Jess brachte Simon in eine bequemere Seitenlage, denn er war einfach nicht in der Lage, von selbst aufzustehen. Ihm war so furchtbar schwindelig, aber er war zu Hause. Es war also alles nur ein Traum gewesen? War er schlafgewandelt?
"Mein Schatz, alles wird gut. Gleich kommt ein Arzt für dich!", versuchte seine Mutter ihn zu beruhigen. "Ich wünschte, ich hätte dich davon abhalten können, von diesem Dach zu springen. Aber wir haben es leider erst gesehen, als es zu spät war. Aber die verdammte Treppe zum Dachboden..."
"Mama. Du kannst das doch. Vergiss einfach, was passiert ist. Du bist stärker, als du denkst..."
Eine Träne kullerte seiner Mutter die Wange herab. "Du musst dich ausruhen, mein Schatz. Alles wird gut."
In diesem Moment kam der Rettungswagen bei ihnen an und die Ärzte luden Simon auf eine Barre, um ihn in ein Krankenhaus zu bringen. Jess, Alex und Josie standen bei ihm und trösteten ihn. Simon hatte Schwierigkeiten, wach zu bleiben. Er war so müde. Und es kam ihm vor, als vergaß er mit jeder Sekunde mehr von seinem Traum der letzten Nacht. Außerdem juckte ihn ein Stich an seinem Hals, an dem er sich nicht kratzen konnte, weil die Ärzte ihn auf der Barre befestigt hatten, um ihn sicherer zu transportieren.

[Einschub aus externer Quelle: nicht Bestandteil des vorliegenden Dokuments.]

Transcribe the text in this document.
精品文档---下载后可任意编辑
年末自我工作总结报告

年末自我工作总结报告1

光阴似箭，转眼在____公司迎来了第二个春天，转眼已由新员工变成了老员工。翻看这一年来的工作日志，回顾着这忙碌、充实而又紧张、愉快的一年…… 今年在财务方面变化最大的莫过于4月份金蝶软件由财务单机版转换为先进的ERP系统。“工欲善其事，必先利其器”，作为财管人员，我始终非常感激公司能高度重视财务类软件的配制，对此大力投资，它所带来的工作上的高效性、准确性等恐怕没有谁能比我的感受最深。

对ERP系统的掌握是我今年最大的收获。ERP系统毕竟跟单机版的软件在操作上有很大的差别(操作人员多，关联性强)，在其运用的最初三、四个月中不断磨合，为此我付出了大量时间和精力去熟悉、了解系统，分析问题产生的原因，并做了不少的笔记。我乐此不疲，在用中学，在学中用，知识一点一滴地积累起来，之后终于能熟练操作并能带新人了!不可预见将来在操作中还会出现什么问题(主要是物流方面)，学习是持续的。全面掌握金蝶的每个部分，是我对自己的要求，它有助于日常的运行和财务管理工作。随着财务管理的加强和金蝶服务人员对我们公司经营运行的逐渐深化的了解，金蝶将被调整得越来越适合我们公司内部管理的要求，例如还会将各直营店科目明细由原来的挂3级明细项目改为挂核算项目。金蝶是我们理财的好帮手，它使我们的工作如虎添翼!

"Angelica ist wirklich ein hässliches Pferd. Aber Clyve ist hässlicher. So halb gerupft und er ist auf einem Auge blind. Das ist aber sein Nachteil. Er sieht nicht, wenn man von rechts kommt", lächelte Simon seiner Mutter schwach zu, als man ihn zum Auto brachte. Seine Mutter schien jedoch aus allen Wolken zu fallen.
"Ich... ich habe dir niemals erzählt, welche Seite es bei ihm getroffen hat...", schnaubte sie erschrocken, bekam jedoch keine weitere Möglichkeit, bei ihrem Sohn nachzuhaken.
Simons Blick fiel auf die Häuser der Nachbarschaft, als die Ärzte ihn vorsichtig in den Krankenwagen schoben. Und im letzten Moment, bevor er einschlief, meinte er gerade noch, die hellblauen Augen und die silbrig weiße Mähne eines Pferdes im Schatten der Straßenlaternen aufblitzen zu sehen, bevor es im Dunkel der Nacht verschwand.